Black and brown families, who make up about half the population in Wyandotte County, are more at risk when giving birth in the medical system. In Missouri, Black mothers die during or within a year of pregnancy at four times the rate white women do. In Kansas, according to a 2020 March of Dimes report, women in minority groups die during or within a year of pregnancy at twice the rate as white women.
Nationally, premiums are rising for midwives. Cynthia Flynn, a birth center owner in Washington, D.C., and a former president of the American Association of Birth Centers, said midwives all over the country are having to close their businesses because of rising premiums.
It’s a repeat of the 1980s, she said, when malpractice insurance was so unaffordable for midwives as to be out of reach. A 1986 University of Pennsylvania Law Review article said such crises, though common, were unwarranted for midwives, who tend to face fewer liability claims than obstetricians.

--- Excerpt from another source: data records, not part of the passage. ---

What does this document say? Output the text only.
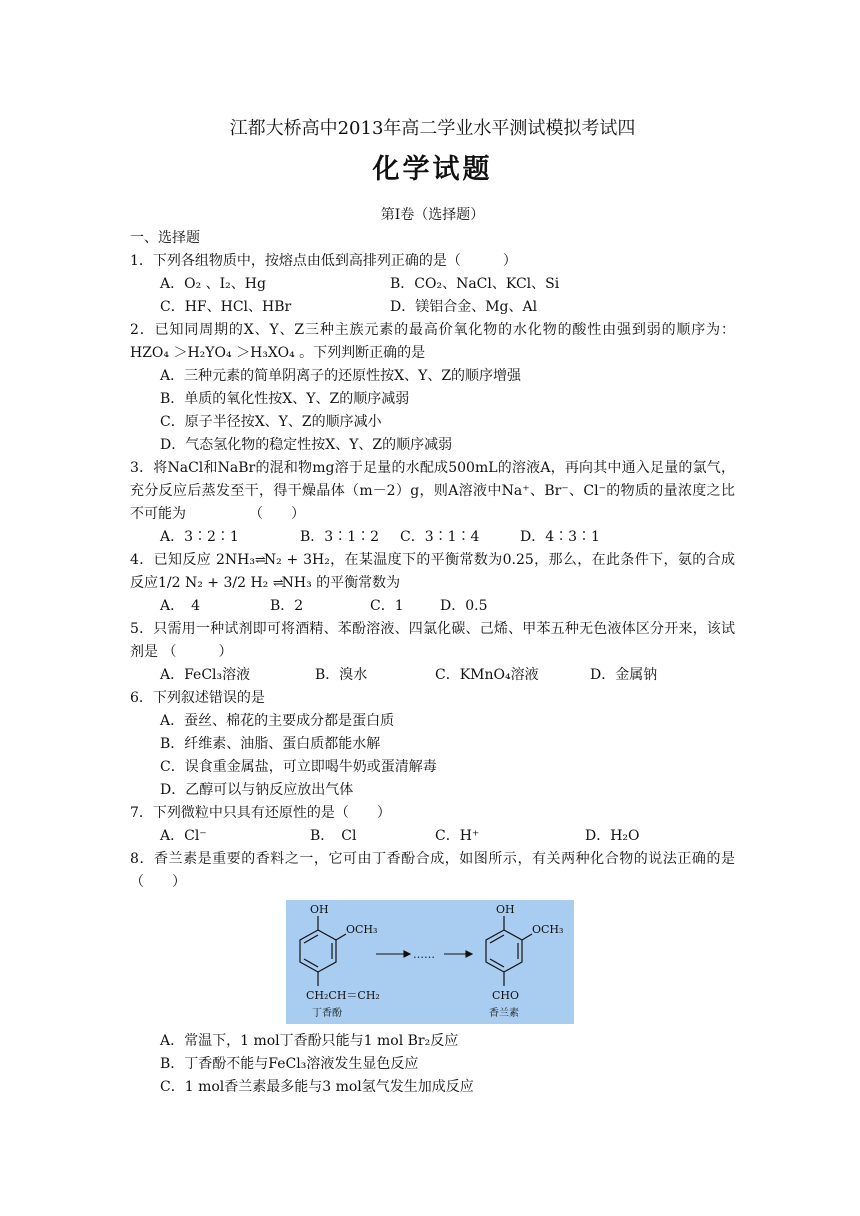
江都大桥高中2013年高二学业水平测试模拟考试四

化学试题

第I卷（选择题）

一、选择题

1．下列各组物质中，按熔点由低到高排列正确的是（　　　）

A．O₂ 、I₂、Hg	B．CO₂、NaCl、KCl、Si
C．HF、HCl、HBr	D．镁铝合金、Mg、Al

2．已知同周期的X、Y、Z三种主族元素的最高价氧化物的水化物的酸性由强到弱的顺序为：HZO₄ ＞H₂YO₄ ＞H₃XO₄ 。下列判断正确的是

A．三种元素的简单阴离子的还原性按X、Y、Z的顺序增强

B．单质的氧化性按X、Y、Z的顺序减弱

C．原子半径按X、Y、Z的顺序减小

D．气态氢化物的稳定性按X、Y、Z的顺序减弱

3．将NaCl和NaBr的混和物mg溶于足量的水配成500mL的溶液A，再向其中通入足量的氯气，充分反应后蒸发至干，得干燥晶体（m－2）g，则A溶液中Na⁺、Br⁻、Cl⁻的物质的量浓度之比不可能为　　　　　（　　）

A．3∶2∶1	B．3∶1∶2	C．3∶1∶4	D．4∶3∶1

4．已知反应 2NH₃⇌N₂ + 3H₂，在某温度下的平衡常数为0.25，那么，在此条件下，氨的合成反应1/2 N₂ + 3/2 H₂ ⇌NH₃ 的平衡常数为

A．　4	B．2	C．1	D．0.5

5．只需用一种试剂即可将酒精、苯酚溶液、四氯化碳、己烯、甲苯五种无色液体区分开来，该试剂是 （　　　）

A．FeCl₃溶液	B．溴水	C．KMnO₄溶液	D．金属钠

6．下列叙述错误的是

A．蚕丝、棉花的主要成分都是蛋白质

B．纤维素、油脂、蛋白质都能水解

C．误食重金属盐，可立即喝牛奶或蛋清解毒

D．乙醇可以与钠反应放出气体

7．下列微粒中只具有还原性的是（　　）

A．Cl⁻	B．　Cl	C．H⁺	D．H₂O

8．香兰素是重要的香料之一，它可由丁香酚合成，如图所示，有关两种化合物的说法正确的是（　　）

OH
OCH₃
CH₂CH＝CH₂
丁香酚
……
OH
OCH₃
CHO
香兰素

A．常温下，1 mol丁香酚只能与1 mol Br₂反应

B．丁香酚不能与FeCl₃溶液发生显色反应

C．1 mol香兰素最多能与3 mol氢气发生加成反应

Decades later, not much has changed. A 2009 study showed that 32% of certified nurse midwives had been sued for malpractice. By contrast, another study showed 91% of obstetricians faced liability claims the same year.
“The medical model is not the answer,” Wyatt said. “Health and wellness and physiologic birth and midwifery is the answer. But try telling that to an actuary who sits at an insurance building.”
It all comes down to midwives’ sense that they are undervalued.
“What it really gets down to, if you want to think of it this way, is we — midwives and birth centers — are not paid for what we do,” Flynn said.
A 2014 American College of Nurse Midwives survey found that 50% of insurance plans don’t pay midwives the same as physicians for performing the same service. Transfers (emergency transfer of a mother to a hospital), which one 2014 study said occurs from 10% to 32% of the time, cost midwives money and make insurance companies flighty about covering midwives.
“For the higher quality, you expect to pay more money. It's not that way in maternity care,” Flynn said. “We do produce significantly better outcomes, but we get paid actually less.”
Wyatt said she’ll be asking mothers and midwives to attend legislative sessions in September to lobby for change. In the 1980s, midwives lobbied for a Senate bill that would have allowed them to self-insure. Insurance companies responded by forming an insurance consortium for nurse-midwives.
It’s a multifaceted national problem, Wyatt said, but it’s something midwives can start solving here in Kansas.
“The reality is we have as much of a chance to solve this and prove it in Kansas City as anywhere else,” Wyatt said.